酒田市の東部に位置し、出羽丘陵の山紫水明に囲まれたところに北境(きたざかい)の集落がある。山間の水を集めた清流が境川となって、水速女命(みずはやめのみこと)を祭神とする高泉神社の脇を通り、穀倉庄内平野に注いでいる。村の記録には「清水の不動と申唱候村より五町程山奥に瀧有之、山の中段より細く流れ出て春夏秋冬、雨天災天にも水野他省なく見え申候」と記されている。
その境川の近くに、今どきには珍しい「孝婦志け墓」と刻まれた墓碑が静かな山村の中に建立されている。
しげは北境の農家・伝兵衛の子として生まれ、長じて同村の農家・惣兵衛に嫁いでいる。しっかりした働き者であるとともに、優しい心の持ち主で、夫を助けて農作業に励み、その傍ら舅と同居の夫の姉につかえていたが、舅は亡くなり、姉は中風(ちゅうふう)を患い身体の自由を欠いていたが、しげは一言の不平不満も言わず3度の食事はもちろん、衣服を常に清潔にさせ、夏は涼しいところに連れ出し、冬は自分の体で温めてやり、片時もなげやりにしなかったという。その傍ら暇があれば縄をない、莚(むしろ)を織り、貧しい中にも仲睦まじく暮らしていた。

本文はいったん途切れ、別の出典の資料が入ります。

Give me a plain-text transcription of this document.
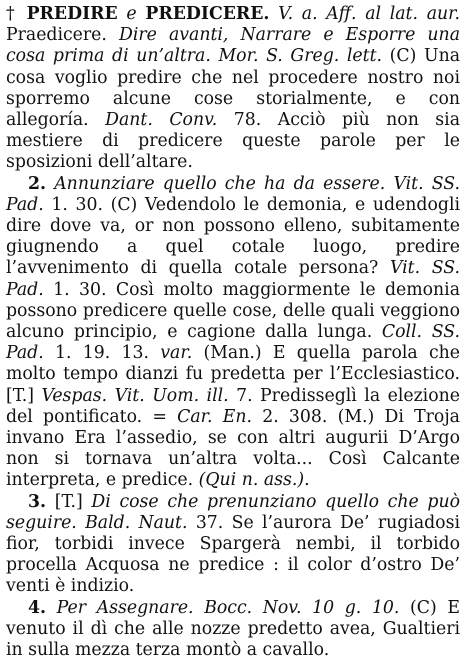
† PREDIRE e PREDICERE. V. a. Aff. al lat. aur. Praedicere. Dire avanti, Narrare e Esporre una cosa prima di un’altra. Mor. S. Greg. lett. (C) Una cosa voglio predire che nel procedere nostro noi sporremo alcune cose storialmente, e con allegoría. Dant. Conv. 78. Acciò più non sia mestiere di predicere queste parole per le sposizioni dell’altare.

2. Annunziare quello che ha da essere. Vit. SS. Pad. 1. 30. (C) Vedendolo le demonia, e udendogli dire dove va, or non possono elleno, subitamente giugnendo a quel cotale luogo, predire l’avvenimento di quella cotale persona? Vit. SS. Pad. 1. 30. Così molto maggiormente le demonia possono predicere quelle cose, delle quali veggiono alcuno principio, e cagione dalla lunga. Coll. SS. Pad. 1. 19. 13. var. (Man.) E quella parola che molto tempo dianzi fu predetta per l’Ecclesiastico. [T.] Vespas. Vit. Uom. ill. 7. Predisseglì la elezione del pontificato. = Car. En. 2. 308. (M.) Di Troja invano Era l’assedio, se con altri augurii D’Argo non si tornava un’altra volta... Così Calcante interpreta, e predice. (Qui n. ass.).

3. [T.] Di cose che prenunziano quello che può seguire. Bald. Naut. 37. Se l’aurora De’ rugiadosi fior, torbidi invece Spargerà nembi, il torbido procella Acquosa ne predice : il color d’ostro De’ venti è indizio.

4. Per Assegnare. Bocc. Nov. 10 g. 10. (C) E venuto il dì che alle nozze predetto avea, Gualtieri in sulla mezza terza montò a cavallo.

時が過ぎ天保13年1月8日、しげの家が火災になり、ちょうど折悪く日中のことで村の男衆は野良仕事に出掛けて、女と子供だけでは消火もままならず全焼してしまった。やがて火事騒ぎも収まったが、しげと姉の無残な焼死体が焼け跡から発見された。
その遺体をみると、しげは姉の腰をしっかり抱きかかえて、覆い被さるような姿で息絶えていたという。思えば自分だけならいくらでも助かる方法があったろうに、寝たままの姉を案じ、助け出そうと決意して紅蓮(ぐれん)の炎の中に飛び込み命を捨てている。胸にこたえる哀話である。
『飽海郡誌』の巻六には、大庄屋と思われる岡本勘作の名で御称誉下さるよう代官所に差し出した「口上之覚」が記録されており、藩ではそれにこたえ、米1俵を遺族に与えている。
この事は郷土史家・池田玄斎さんの『病間雑抄』にも細かく記されているし、北境の墓碑の側面と裏面に玄斎さん撰文の碑文が彫られている。その最後に“山川はうつりゆくとも永き代に、朽せぬものは名にこそありけれ”と和歌で結んでいる。
飽海郡北沢村(現・酒田市)の農家・伝兵衛の娘として生まれる。後に同村の惣兵衛の妻に。同居の夫の姉が病床にある時、火災が発生。その姉を救うため逃げず、共に焼死する。藩では、しげの行為を賞して米1俵を遺族に与えた。